I was never ashamed of my size, or at least I never thought I was. Not until I went to my first year of professional acting school in New York. All of a sudden I was surrounded by tiny, beautiful girls, who all lived in hip, cool Brooklyn (At the time, I was still commuting from Long Island). I was about 19 years old and I thought I knew who I was. I thought I was comfortable in my skin. Boy was I wrong.
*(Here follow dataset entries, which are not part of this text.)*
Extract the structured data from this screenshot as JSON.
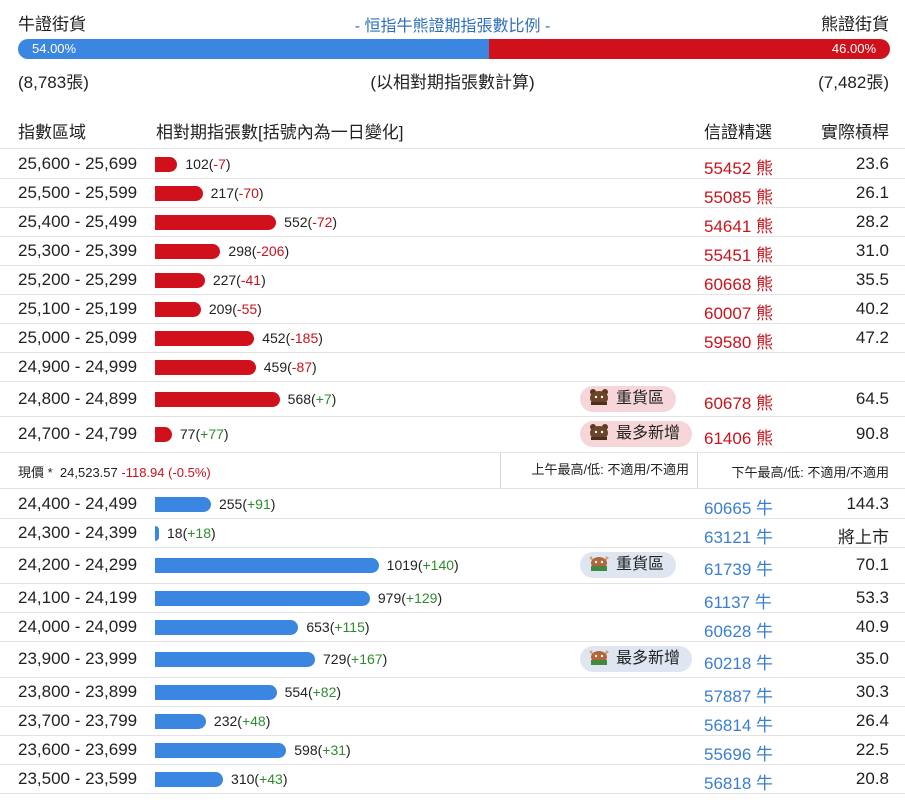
{
  "header": {
    "bull_label": "牛證街貨",
    "title": "- 恒指牛熊證期指張數比例 -",
    "bear_label": "熊證街貨",
    "bull_pct_text": "54.00%",
    "bear_pct_text": "46.00%",
    "bull_pct": 0.54,
    "bull_count": "(8,783張)",
    "basis_note": "(以相對期指張數計算)",
    "bear_count": "(7,482張)"
  },
  "columns": {
    "range": "指數區域",
    "count": "相對期指張數[括號內為一日變化]",
    "pick": "信證精選",
    "leverage": "實際槓桿"
  },
  "bear_rows": [
    {
      "range": "25,600 - 25,699",
      "count": 102,
      "count_text": "102",
      "change": "-7",
      "pick": "55452 熊",
      "leverage": "23.6",
      "badge": ""
    },
    {
      "range": "25,500 - 25,599",
      "count": 217,
      "count_text": "217",
      "change": "-70",
      "pick": "55085 熊",
      "leverage": "26.1",
      "badge": ""
    },
    {
      "range": "25,400 - 25,499",
      "count": 552,
      "count_text": "552",
      "change": "-72",
      "pick": "54641 熊",
      "leverage": "28.2",
      "badge": ""
    },
    {
      "range": "25,300 - 25,399",
      "count": 298,
      "count_text": "298",
      "change": "-206",
      "pick": "55451 熊",
      "leverage": "31.0",
      "badge": ""
    },
    {
      "range": "25,200 - 25,299",
      "count": 227,
      "count_text": "227",
      "change": "-41",
      "pick": "60668 熊",
      "leverage": "35.5",
      "badge": ""
    },
    {
      "range": "25,100 - 25,199",
      "count": 209,
      "count_text": "209",
      "change": "-55",
      "pick": "60007 熊",
      "leverage": "40.2",
      "badge": ""
    },
    {
      "range": "25,000 - 25,099",
      "count": 452,
      "count_text": "452",
      "change": "-185",
      "pick": "59580 熊",
      "leverage": "47.2",
      "badge": ""
    },
    {
      "range": "24,900 - 24,999",
      "count": 459,
      "count_text": "459",
      "change": "-87",
      "pick": "",
      "leverage": "",
      "badge": ""
    },
    {
      "range": "24,800 - 24,899",
      "count": 568,
      "count_text": "568",
      "change": "+7",
      "pick": "60678 熊",
      "leverage": "64.5",
      "badge": "重貨區"
    },
    {
      "range": "24,700 - 24,799",
      "count": 77,
      "count_text": "77",
      "change": "+77",
      "pick": "61406 熊",
      "leverage": "90.8",
      "badge": "最多新增"
    }
  ],
  "current": {
    "label": "現價 *",
    "price": "24,523.57",
    "change": "-118.94 (-0.5%)",
    "am_high_low": "上午最高/低: 不適用/不適用",
    "pm_high_low": "下午最高/低: 不適用/不適用"
  },
  "bull_rows": [
    {
      "range": "24,400 - 24,499",
      "count": 255,
      "count_text": "255",
      "change": "+91",
      "pick": "60665 牛",
      "leverage": "144.3",
      "badge": ""
    },
    {
      "range": "24,300 - 24,399",
      "count": 18,
      "count_text": "18",
      "change": "+18",
      "pick": "63121 牛",
      "leverage": "將上市",
      "badge": ""
    },
    {
      "range": "24,200 - 24,299",
      "count": 1019,
      "count_text": "1019",
      "change": "+140",
      "pick": "61739 牛",
      "leverage": "70.1",
      "badge": "重貨區"
    },
    {
      "range": "24,100 - 24,199",
      "count": 979,
      "count_text": "979",
      "change": "+129",
      "pick": "61137 牛",
      "leverage": "53.3",
      "badge": ""
    },
    {
      "range": "24,000 - 24,099",
      "count": 653,
      "count_text": "653",
      "change": "+115",
      "pick": "60628 牛",
      "leverage": "40.9",
      "badge": ""
    },
    {
      "range": "23,900 - 23,999",
      "count": 729,
      "count_text": "729",
      "change": "+167",
      "pick": "60218 牛",
      "leverage": "35.0",
      "badge": "最多新增"
    },
    {
      "range": "23,800 - 23,899",
      "count": 554,
      "count_text": "554",
      "change": "+82",
      "pick": "57887 牛",
      "leverage": "30.3",
      "badge": ""
    },
    {
      "range": "23,700 - 23,799",
      "count": 232,
      "count_text": "232",
      "change": "+48",
      "pick": "56814 牛",
      "leverage": "26.4",
      "badge": ""
    },
    {
      "range": "23,600 - 23,699",
      "count": 598,
      "count_text": "598",
      "change": "+31",
      "pick": "55696 牛",
      "leverage": "22.5",
      "badge": ""
    },
    {
      "range": "23,500 - 23,599",
      "count": 310,
      "count_text": "310",
      "change": "+43",
      "pick": "56818 牛",
      "leverage": "20.8",
      "badge": ""
    }
  ],
  "colors": {
    "bull": "#3b86e0",
    "bear": "#d0101a",
    "title": "#2f6fba",
    "negative": "#c8141c",
    "positive": "#2e8b2e"
  },
  "icons": {
    "bear_badge": "bear-icon",
    "bull_badge": "bull-icon"
  }
}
Being 6’0” tall, having red hair, and a quirky smile, it was the first time I felt like I didn’t belong.
At the end of the year, all of the students get evaluated by their professors. I was called into my meeting, honestly thinking that they would tell me what a great performer I was. You see, I always tried to make everyone laugh no matter what role I was playing, and laugh they did. But during my meeting, my professors told me what they had observed all year: that I looked uncomfortable on stage. I looked like I didn’t know what to do with my body, that I was just hiding behind it.
It gets worse. After my evaluation, a professor told me “off the record” that she felt I had some body image issues and suggested I should seek therapy. This was the first time in my life someone addressed the size of my body to me. I was shocked and confused about why she was telling me I needed therapy. It wasn’t like I had an eating disorder or anything. I was just bigger than all the other girls. Sure, I was different from them, and yes, I wanted to look like them. But I was mad at this professor, thinking to myself, “She doesn’t know what it’s like to be bigger than everyone else.” You feel like everyone is looking at you, but not in a good way. Sadly, I was not asked back to perform at the school the next year.
I was devastated. I thought that acting was my purpose, and the experience made me feel worse in my body than I did before. Looking back now, I realize my teacher was right; I didn’t know what to do with my body. I did, in fact, have body image issues. I wanted to be small. I wanted to be those cool Brooklyn girls. I kept trying to be something I wasn’t because I thought that was what I was supposed to be. Instead, I was just hiding who I was.
I’m not sure the moment I set myself free, but it was definitely around the time I started doing stand-up comedy. And the thing with stand-up is that it is scary because you have to be yourself! You aren’t playing a character. You are onstage alone, and it’s just you up there. But when I go on stage, because of my height, I stand out positively. I command a room. Getting up onstage night after night, I realized I didn’t need to be anyone else. I slowly started gaining confidence in my body. I wasn’t trying to be those cool girls from my school. I just had to be me, a tall girl with a quirky smile, and that was enough.
Now I have been doing stand-up for six years. I host a monthly show at The Pit and just did my first feature weekend earlier this month. Instead of feeling sad about about my size, I make fun of it. Not in a bad way but in a way to let people know I am happy with who I am and can laugh at myself.